The space is large, certainly not cozy, and on weeknights it can seem a little empty. But it also means that Cassis is great for large groups, even birthdays, if you're not already headed to the Melting Pot. Don't look here for that review.

Saturday, December 8, 2007

Pee Wee's Pit Barbecue

Oh my god. This stuff is amazing. On Valley Street in Scottsville, currently undergoing a roadway renovation, lives a damn good BBQ restaurant. I'm not sure if this place is linked to a restaurant of a similar name in Blacksburg. The platter includes a Memphis style pulled pork sandwich topped with cole slaw and two sides. The potatos are popular and it's obvious why. What's in these? Even my mom's don't taste this good. I opted for the bacon beans, but the Mac 'n cheese is apparently the other favorite side.

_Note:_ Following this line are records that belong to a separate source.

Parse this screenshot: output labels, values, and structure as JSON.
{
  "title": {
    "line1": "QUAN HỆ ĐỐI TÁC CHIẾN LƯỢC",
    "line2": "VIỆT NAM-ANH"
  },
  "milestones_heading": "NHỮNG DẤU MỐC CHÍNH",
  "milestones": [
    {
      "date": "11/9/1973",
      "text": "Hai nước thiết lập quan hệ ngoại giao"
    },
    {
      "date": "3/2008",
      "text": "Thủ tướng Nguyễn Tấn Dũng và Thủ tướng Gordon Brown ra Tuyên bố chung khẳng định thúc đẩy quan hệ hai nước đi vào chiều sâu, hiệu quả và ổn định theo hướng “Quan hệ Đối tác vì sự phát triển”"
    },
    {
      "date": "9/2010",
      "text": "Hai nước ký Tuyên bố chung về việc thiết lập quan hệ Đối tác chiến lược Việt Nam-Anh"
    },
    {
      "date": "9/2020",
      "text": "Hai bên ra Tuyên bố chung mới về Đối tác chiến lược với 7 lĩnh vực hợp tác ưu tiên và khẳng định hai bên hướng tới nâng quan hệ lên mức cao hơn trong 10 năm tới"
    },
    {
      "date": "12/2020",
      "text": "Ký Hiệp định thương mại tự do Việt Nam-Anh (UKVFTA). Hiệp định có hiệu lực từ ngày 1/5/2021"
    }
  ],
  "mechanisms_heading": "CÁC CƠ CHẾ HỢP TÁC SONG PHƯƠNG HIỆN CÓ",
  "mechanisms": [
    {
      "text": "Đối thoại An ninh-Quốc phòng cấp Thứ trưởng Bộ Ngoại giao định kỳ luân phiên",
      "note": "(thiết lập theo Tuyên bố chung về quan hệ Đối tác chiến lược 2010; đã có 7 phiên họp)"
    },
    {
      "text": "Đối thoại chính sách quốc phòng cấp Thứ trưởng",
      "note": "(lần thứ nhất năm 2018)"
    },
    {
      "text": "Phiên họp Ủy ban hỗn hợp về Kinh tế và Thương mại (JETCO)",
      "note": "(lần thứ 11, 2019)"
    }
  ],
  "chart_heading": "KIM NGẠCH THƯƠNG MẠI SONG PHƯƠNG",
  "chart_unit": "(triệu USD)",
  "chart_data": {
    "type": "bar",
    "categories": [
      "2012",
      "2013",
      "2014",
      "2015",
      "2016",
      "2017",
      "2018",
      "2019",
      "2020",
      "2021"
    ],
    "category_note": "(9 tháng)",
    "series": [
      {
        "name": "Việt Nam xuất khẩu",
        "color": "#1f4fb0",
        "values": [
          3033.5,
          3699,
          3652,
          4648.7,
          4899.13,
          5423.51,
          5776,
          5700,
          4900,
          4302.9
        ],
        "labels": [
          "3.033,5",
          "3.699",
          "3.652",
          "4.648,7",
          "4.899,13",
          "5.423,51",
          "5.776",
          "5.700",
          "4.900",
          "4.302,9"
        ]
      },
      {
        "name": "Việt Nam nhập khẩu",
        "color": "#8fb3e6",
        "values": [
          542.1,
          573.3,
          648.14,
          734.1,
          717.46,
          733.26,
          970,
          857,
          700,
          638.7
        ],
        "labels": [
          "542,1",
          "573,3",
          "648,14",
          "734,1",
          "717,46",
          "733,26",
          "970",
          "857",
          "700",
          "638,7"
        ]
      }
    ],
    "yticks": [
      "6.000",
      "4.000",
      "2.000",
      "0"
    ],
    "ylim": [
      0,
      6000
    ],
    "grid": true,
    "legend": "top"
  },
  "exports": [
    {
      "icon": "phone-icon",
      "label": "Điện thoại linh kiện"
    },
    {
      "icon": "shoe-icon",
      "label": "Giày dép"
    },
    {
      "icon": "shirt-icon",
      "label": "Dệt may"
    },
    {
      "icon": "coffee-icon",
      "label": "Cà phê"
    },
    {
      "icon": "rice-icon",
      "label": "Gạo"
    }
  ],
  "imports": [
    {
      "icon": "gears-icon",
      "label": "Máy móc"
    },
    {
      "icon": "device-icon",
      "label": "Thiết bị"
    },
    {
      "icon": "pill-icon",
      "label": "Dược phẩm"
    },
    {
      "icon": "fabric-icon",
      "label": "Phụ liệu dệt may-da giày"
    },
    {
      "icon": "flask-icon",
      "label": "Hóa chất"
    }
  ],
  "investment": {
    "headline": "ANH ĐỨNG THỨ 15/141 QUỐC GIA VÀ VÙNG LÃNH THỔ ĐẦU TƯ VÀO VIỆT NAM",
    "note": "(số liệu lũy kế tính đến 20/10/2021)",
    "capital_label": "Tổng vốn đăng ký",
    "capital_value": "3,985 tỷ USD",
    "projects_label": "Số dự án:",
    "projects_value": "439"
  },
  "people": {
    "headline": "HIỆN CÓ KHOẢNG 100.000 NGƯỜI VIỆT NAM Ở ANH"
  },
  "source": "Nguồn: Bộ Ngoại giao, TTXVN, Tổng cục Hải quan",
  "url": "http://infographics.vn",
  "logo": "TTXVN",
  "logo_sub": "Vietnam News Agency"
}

Pee Wee's is looking to franchise and has the opportunity to please a lot of Central Virginians. The serving sizes won't make them any thinner.

485 Valley St
Scottsville, VA 24590
(434) 286-7744

Foxfire Farm

Buckingham County sounds much farther away than it is. Passing over the James River at Scottsville brings this faraway place closer. Foxfire Farm invites all in the run-up to Christmas for cut-your-own trees and home-made wreaths. A stand of Scotch Pines around back of the wreath factory barn and parking area offered great views of the mountains.
Beside Scotch Pines, there are Douglas Firs, White Pines, and Norway spruces. Once the tree was felled (saw provided) and carted (also provided) into the barn, the staff packaged it up and helped us secure it to the top of the Honda.
With slight trepidation, the smallish Scotch Pine made it back to Charlottesville atop our car without a hitch.

It's not the only Christmas Tree farm around, but this one visit will keep me going next year. If only they had spiked nog. For more info including a map visit Foxfire Farm.

Las Palmas Bakery

Along the one-way portion of Carlton Road, a couple blocks from Market Street, a small commercial building is filling up. It will be the future home of a beer store on the upper floor, the side facing the tracks. On the lower floor and "backside" of the building is a store with everything Mexican, a Mexican bakery, and a storefront church. The bakery houses a spare operation. The mixing was going on just behind the counter when we walked in. A loud industrial blender was making one hell of a racket. The baked goods are displayed along one wall and in a case next to the register.
Opting for a simple cinnamon & sugar number, I wasn't impressed. Having been raised on sweeter baked goods, next time I'll head to Spudnuts.

Sunday, December 2, 2007

Oakencroft and Whitehall Vineyards

When the weather outside is frightful, it's a good time to drink Virginia wines. The White Hall Cab Sav 2005 is amazing. After a trip there a couple weeks ago, we picked up that and the Syrah. During wine tasting it is sometimes difficult to distinguish wines, especially a glass in, so purchases sometimes don't live up to how they tasted the first time. The Oakencroft Chambourcin, 100% Chambourcin Grape, is a good wine but was not what we thought once it came home. The Cab Sav is excellent.

A mini-trip on the Monticello Wine Trail, driving WNW from C-ville, brings one to Oakencroft and then White Hall. Oakencroft or Jefferson Vineyards are the closest wineries to town depending on where you live. Oakencroft with around 15 acres of grapes produces a strong selection of wines in contemporily designed bottles. The tasting room lies across from a pond. The narrow drive leads into a beautiful pastoral setting. Below is a view of the tasting room entrance.

White Hall is a little further out in the country, nearer to Shenandoah National Park, and therefore has better mountain views.

So a White Hall bottle of wine on a cold afternoon in December (first Sunday in Advent for the church-goers) went well with some cheese and baguette from market street wine shop and then some egg nog cookies. (2 1/4 cups all purpose flour, 1 tsp baking powder, 1/2 teaspoon ground cinnamon, 1/2 teaspoon ground nutmeg, 1 1/4 cups white sugar, 3/4 cup salted butter, 1/2 cup egg nog, 1 tsp pure vanilla extract, 2 large egg yolks. 15 minutes at 325 F = yum.) The Egg Nog came from Shenandoah's Pride, at least local in concept. A look at the list of ingredients shows, however, that a gulp contains a fair amount of midwest corn in the form of high fructose corn syrup. I didn't see a brand in Harris Teeter without it. You can't win 'em all.